The major advantage the Social Bookmarking system Raw Sugar has over del.icio.us right now is the hierarchical organisation of tags. To capitalize on that I'd like to see Raw Sugar supplying those hierarchies in OPML format with the accumulative Tag feeds at each node level.
To explain what I mean I've manually built this hierarchy -
Internet -> Software -> Programming -> Ruby -> Ruby on Rails
And you can graze it at Grazr.com or Optimal Browser.com. At each level we see an indication of the number of feed items corresponding to the tag. For instance, at the top level Internet has 56,984 pages of results, Software has 10,082, Programming has 5,199 and so on.
What we can see is that as we drill down through the hierarchy we are progressively filtering the volume of items as we zero in on our specific area of interest. Optimal is probably the better of the two grazers for this purpose right now but what we really need is live feed updates a la LiveMarks. Imagine seeing new feed items popping into view in real time as you continually drill down.
That may not seem like a big deal right now while Social Bookmarking is young and Raw Sugar still doesn't have a critical mass of users. But look to the future and imagine the potential. Think of how we could use a similar method to progressively filter our news feeds -
World -> Europe -> Ireland -> Dublin -> Finglas
Remember those scenes in The Matrix where only the trained observers could interpret the trickling green glyphs against the black monitor background? Only experience allowed them to see the signal as they progressively filtered out the surrounding noise. As we move to an RSS-everywhere, bogjectified world we'll increasingly require our software to provide a similar means of making sense of the real world, in real time.
Hi there. It's a few months I'm talking about the evolution of folksonomies with smart guys like David Weinberger, Frank Smadja, Peter Van Dick.
My starting concern was that actual tag clouds usability is really really low mainly because the increasing size of tags introduced in the system makes difficult for users to extract a mental model out of a cloud.
My suggestions was:
- using faceted tags (meefedia docet)
- using hierarchical tagging (rawsugar docet here)
- using ajax and a wiki approach to build the hierarchy
These strategies can be leveraged at the same time to add a structure to the actual tagging.
The main benefits:
- improving tag clouds browsability and scalabilty
- improving serendipity
- disambiguating tags' meaning
Of course the same approach should be introduced in OPML.
More on my post 'Folksonomies 2.0 - The Chaotic Order'
http://www.infospaces.it/wordpress/topics/information-architecture/74
Posted by: Emanuele Quintarelli | March 21, 2006 at 02:55 PM
James, thanks of course for the kind words. I have a question about the grazing software for you: Using either of the linked application, when I drill down only ten items are visible with no page down or more link to get further in the list. Am I missing something (using FF 1.5)?

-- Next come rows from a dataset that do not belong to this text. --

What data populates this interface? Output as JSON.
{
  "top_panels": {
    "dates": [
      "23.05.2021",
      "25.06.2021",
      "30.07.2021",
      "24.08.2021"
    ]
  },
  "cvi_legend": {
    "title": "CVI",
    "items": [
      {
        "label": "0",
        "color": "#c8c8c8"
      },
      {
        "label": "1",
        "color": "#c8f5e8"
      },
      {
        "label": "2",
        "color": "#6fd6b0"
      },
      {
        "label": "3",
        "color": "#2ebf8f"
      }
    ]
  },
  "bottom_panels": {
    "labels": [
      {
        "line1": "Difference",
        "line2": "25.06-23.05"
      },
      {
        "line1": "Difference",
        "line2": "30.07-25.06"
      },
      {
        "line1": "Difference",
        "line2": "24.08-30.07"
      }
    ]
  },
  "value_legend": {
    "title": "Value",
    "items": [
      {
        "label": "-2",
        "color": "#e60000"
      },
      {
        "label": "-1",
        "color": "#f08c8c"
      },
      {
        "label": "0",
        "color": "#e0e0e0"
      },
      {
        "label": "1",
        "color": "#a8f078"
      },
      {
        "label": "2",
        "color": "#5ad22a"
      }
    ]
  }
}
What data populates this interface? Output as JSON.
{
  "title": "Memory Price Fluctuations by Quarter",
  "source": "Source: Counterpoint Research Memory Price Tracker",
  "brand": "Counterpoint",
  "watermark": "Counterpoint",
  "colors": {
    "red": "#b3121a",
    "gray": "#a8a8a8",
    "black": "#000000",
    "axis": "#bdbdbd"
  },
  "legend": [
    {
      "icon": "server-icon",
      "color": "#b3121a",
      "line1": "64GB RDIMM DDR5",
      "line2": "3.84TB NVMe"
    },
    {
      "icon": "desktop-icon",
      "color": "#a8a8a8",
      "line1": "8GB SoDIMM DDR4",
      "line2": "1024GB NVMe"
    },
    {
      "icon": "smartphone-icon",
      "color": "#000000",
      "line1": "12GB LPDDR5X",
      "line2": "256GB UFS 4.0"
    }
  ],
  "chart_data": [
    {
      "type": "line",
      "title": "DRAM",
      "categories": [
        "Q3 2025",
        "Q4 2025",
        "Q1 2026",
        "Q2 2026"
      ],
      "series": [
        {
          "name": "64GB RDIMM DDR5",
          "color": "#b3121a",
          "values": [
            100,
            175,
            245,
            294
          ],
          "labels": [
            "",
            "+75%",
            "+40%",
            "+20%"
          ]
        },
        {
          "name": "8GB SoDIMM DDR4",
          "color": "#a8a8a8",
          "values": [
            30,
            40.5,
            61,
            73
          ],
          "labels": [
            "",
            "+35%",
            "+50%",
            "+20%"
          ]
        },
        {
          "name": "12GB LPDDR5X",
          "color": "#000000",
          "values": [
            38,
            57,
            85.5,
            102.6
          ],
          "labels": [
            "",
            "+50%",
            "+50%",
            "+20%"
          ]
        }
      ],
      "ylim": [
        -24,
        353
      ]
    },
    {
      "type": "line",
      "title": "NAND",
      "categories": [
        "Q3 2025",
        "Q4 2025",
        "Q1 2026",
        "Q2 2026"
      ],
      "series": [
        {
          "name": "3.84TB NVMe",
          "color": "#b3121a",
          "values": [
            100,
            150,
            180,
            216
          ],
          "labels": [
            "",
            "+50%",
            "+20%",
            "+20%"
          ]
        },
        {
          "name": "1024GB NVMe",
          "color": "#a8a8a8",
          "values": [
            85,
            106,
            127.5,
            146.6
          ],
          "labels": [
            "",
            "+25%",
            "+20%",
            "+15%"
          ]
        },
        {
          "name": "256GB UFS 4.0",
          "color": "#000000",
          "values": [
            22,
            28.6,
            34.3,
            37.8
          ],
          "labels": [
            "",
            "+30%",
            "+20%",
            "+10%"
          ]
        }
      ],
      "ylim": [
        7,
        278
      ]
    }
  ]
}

Posted by: Bill Lazar | March 21, 2006 at 05:21 PM
Bill, that's whole idea of grazing the World *Live* Web (Doc Searls' terminology) or the Feedosphere. The live web is not an archive like the plain old World Wide Web - its what's happening in the here and now. Just as we walk around in the real world and expose our senses to what's happening in the moment, not what happened in the past. Its a new interface for a new web - the live web.
Feed Grazing is about being able to zero into the latest items in a feed flow, grazing them, and moving on. No subscription, no aggregation, just uncommitted quick access.